-- The US economy added more jobs than projected in April, allaying concerns about a slowdown in the labor market and likely allowing the Federal Reserve to stick to its current policy stance.
Total nonfarm payrolls rose by 115,000 last month, the Bureau of Labor Statistics said Friday, well above the 65,000 increase expected in a Bloomberg-compiled survey. The increase in March was revised up by 7,000 to 185,000, while the fall in February was adjusted to 156,000 from 133,000, the BLS said.
"Payrolls were volatile through (the first quarter), largely due to temporary factors like inclement weather and a healthcare strike in California," Thomas Feltmate, senior economist at TD Economics, said in a report. "With those effects now in the rearview mirror, April provided as the first 'clean' read on hiring for 2026 and the underlying details were reasonably constructive, despite the recent surge in energy prices."
Energy prices have surged in the aftermath of the US-Israel war with Iran that has disrupted shipments through the Strait of Hormuz. A fragile ceasefire between Washington and Tehran appears to be holding, with the two sides said to be closing in on a peace deal.
Private payrolls growth slowed to 123,000 in April from 190,000 the month prior, the BLS reported. The Bloomberg consensus was for a 75,000 gain. The unemployment rate was unchanged at 4.3% in April, in line with Wall Street's estimates.

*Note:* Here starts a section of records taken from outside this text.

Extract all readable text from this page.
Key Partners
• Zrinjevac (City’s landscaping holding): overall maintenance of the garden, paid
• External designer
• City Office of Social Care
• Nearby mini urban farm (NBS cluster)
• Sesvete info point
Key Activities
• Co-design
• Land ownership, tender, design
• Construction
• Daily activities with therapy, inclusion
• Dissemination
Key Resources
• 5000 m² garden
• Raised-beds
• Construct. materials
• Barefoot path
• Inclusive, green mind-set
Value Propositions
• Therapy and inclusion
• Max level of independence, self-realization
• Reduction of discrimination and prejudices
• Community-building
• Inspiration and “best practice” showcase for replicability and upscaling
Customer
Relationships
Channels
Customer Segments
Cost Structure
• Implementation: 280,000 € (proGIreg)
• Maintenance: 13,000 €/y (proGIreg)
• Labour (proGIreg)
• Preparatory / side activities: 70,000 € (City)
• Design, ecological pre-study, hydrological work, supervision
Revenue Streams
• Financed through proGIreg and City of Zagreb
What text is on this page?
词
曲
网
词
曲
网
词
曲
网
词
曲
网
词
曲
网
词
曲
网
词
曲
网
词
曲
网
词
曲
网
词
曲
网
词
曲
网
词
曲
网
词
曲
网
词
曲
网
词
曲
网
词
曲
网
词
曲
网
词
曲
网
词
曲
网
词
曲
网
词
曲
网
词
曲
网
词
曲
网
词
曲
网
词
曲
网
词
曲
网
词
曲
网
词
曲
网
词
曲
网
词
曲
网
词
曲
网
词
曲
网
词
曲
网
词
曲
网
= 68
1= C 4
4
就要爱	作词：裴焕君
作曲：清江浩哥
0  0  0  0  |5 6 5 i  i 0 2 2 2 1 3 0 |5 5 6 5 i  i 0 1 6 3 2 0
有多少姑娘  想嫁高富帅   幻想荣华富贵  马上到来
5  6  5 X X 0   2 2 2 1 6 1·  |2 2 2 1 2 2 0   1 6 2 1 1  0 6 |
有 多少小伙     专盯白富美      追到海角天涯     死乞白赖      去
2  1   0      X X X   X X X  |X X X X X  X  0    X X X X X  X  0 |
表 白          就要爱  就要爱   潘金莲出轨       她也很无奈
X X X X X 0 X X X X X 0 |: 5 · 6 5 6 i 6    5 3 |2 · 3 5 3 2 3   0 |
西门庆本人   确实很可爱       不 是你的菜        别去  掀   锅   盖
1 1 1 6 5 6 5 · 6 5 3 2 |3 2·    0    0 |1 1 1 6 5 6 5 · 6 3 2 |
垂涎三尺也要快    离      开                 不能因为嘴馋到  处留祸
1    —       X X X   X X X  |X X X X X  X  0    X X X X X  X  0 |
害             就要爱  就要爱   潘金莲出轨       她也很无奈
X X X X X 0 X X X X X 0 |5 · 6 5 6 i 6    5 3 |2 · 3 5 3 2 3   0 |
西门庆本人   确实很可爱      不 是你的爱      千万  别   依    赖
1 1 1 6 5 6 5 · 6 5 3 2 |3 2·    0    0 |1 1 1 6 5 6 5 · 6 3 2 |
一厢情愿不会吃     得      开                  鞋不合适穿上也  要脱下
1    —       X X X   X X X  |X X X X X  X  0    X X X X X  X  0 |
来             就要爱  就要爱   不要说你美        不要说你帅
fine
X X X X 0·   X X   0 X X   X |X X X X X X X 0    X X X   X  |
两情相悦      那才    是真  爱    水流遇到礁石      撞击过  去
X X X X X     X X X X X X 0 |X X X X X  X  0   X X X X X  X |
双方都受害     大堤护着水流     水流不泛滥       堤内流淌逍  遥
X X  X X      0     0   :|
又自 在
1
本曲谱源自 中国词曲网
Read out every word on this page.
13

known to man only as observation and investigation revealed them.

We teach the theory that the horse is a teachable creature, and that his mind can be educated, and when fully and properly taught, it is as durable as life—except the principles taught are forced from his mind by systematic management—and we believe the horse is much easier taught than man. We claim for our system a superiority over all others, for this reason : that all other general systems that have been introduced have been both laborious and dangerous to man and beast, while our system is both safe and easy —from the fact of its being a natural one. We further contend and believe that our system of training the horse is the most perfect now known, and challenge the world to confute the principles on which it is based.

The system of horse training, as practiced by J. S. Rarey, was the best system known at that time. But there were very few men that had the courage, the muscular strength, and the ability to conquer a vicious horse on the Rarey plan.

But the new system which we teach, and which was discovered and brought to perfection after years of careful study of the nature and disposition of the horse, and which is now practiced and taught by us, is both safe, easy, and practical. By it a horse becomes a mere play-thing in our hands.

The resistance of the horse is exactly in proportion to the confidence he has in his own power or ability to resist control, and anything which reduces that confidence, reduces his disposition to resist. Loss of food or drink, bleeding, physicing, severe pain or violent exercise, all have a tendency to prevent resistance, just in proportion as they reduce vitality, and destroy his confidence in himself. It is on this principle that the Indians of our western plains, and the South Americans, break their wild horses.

The pace of job growth appears to have improved since the end of last year, though "it's too soon to say whether the labor market is regaining momentum," Feltmate said.
"This morning's report alongside other recent data points including initial jobless claims and job posting data by Indeed certainly help to assuage any fears that conditions have continued to cool," he said.
The number of initial jobless claims came in below the Street's estimates on Thursday. Previously, ADP (ADP) said employment in the US private sector grew at its fastest pace in more than a year in April.
The Fed, which late last month kept its policy rate steady for a third consecutive meeting, is widely expected to stay put again next month, according to the CME FedWatch tool.
Following Friday's jobs report, Fed policymakers "can sit tight to better assess the extent to which higher energy prices bleed through to core measures of inflation in the months ahead," Feltmate said.
The April policy statement contained a bias toward future rate cuts, though three regional Fed chiefs opposed including such language.
"There is nothing in this (nonfarm payrolls) report to move the (Fed) off the sidelines on future rate cuts," Scott Anderson, chief US economist at BMO, said. "On balance, the solid jobs report makes the case for a near-term rate cut to stabilize a deteriorating labor market a more remote possibility."